Effects of the Invention As described above, the present invention has a first sheet formed with a high-pressure valve seat at one end of a cylindrical body and provided with a high-pressure refrigerant inlet and an outlet pipe. A first leaf valve that opens and closes the valve seat by refrigerant pressure, a spring and its guide that urges the first leaf valve toward the high-pressure valve seat, a through hole in the center, and is fixed by the main body and a roll caulking part. and a second seat having a valve seat molded with an insert resin at the end thereof to constitute a high pressure valve part, and a low pressure valve part which is positioned and inserted by the inner circumferential convex part of the main body and fixed to the main body by a roll caulking part.

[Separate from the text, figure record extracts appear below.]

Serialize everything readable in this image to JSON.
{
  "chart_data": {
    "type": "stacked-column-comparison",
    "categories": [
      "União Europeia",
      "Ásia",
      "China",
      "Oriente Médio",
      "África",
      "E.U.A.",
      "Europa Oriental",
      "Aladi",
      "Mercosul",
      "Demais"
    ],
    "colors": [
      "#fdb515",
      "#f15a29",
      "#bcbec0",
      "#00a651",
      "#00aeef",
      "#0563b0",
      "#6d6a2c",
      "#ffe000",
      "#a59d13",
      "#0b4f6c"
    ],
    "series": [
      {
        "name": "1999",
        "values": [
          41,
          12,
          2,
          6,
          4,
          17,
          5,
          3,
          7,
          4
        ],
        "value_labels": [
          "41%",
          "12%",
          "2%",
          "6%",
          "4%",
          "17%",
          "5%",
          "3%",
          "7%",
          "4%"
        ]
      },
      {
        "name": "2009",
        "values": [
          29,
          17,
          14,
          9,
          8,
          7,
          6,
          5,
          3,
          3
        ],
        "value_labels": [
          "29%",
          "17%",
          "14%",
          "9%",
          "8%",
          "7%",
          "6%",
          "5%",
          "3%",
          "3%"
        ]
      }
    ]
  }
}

The other end of the main body is configured to form a low-pressure refrigerant inlet pipe by shrinking the pipe, which reduces the number of parts and allows the internal parts to be sequentially assembled into the cylindrical main body and machining of the roll caulking part. Since it can be fixed in place, assembly work efficiency can be greatly improved, and since the valve seat is made of resin, sealing performance with the valve can be improved, making it possible to realize an excellent fluid control valve with great practical effects.

[Brief explanation of drawings]

FIG. 1 is a sectional view showing the fluid control valve in an embodiment of the present invention when the refrigeration system is stopped, FIG. 2 is a sectional view showing the refrigeration system in operation in FIG. 1, and FIG. 3 is a conventional fluid control valve. FIG. 2 is a cross-sectional view of the valve showing a state in which the refrigeration system is stopped. 32...High pressure valve part, 33...Low pressure valve part, 34...Main body, 36...First seat,
37... High pressure refrigerant inlet pipe, 38... High pressure refrigerant outlet pipe, 39... High pressure valve seat, 4o...
...First leaf valve, 41...ノ(ne, 42)
...Second sheet, 42a...Through hole,
43...K pressure valve seat, 44.49...Roll caulking part, 46...Guide, 47...
...Inner peripheral convex portion, 51...Low pressure refrigerant inlet pipe, 64
・・・・・・Pressure equalization pipe. Diagram

Claims (1)

[Claims] a cylindrical body with a low-pressure refrigerant outlet pipe joined to the side surface; a first seat joined to one end of the body to constitute a high-pressure valve seat and provided with a high-pressure refrigerant inlet pipe and a high-pressure refrigerant outlet pipe; a first leaf valve that is incorporated and opens and closes the valve seat of the first seat by refrigerant pressure; a spring that urges the first leaf valve toward the high-pressure valve seat; a guide for the first leaf valve; and a through hole in the center. The second seat has a valve seat at its end and is fixed to the main body by the roll crimping part, and constitutes a higher pressure valve part. A fluid control valve having a fixed low pressure valve portion, the other end of the main body being constricted to form a low pressure refrigerant inlet pipe, and the valve seat of the second seat being an insert molded product.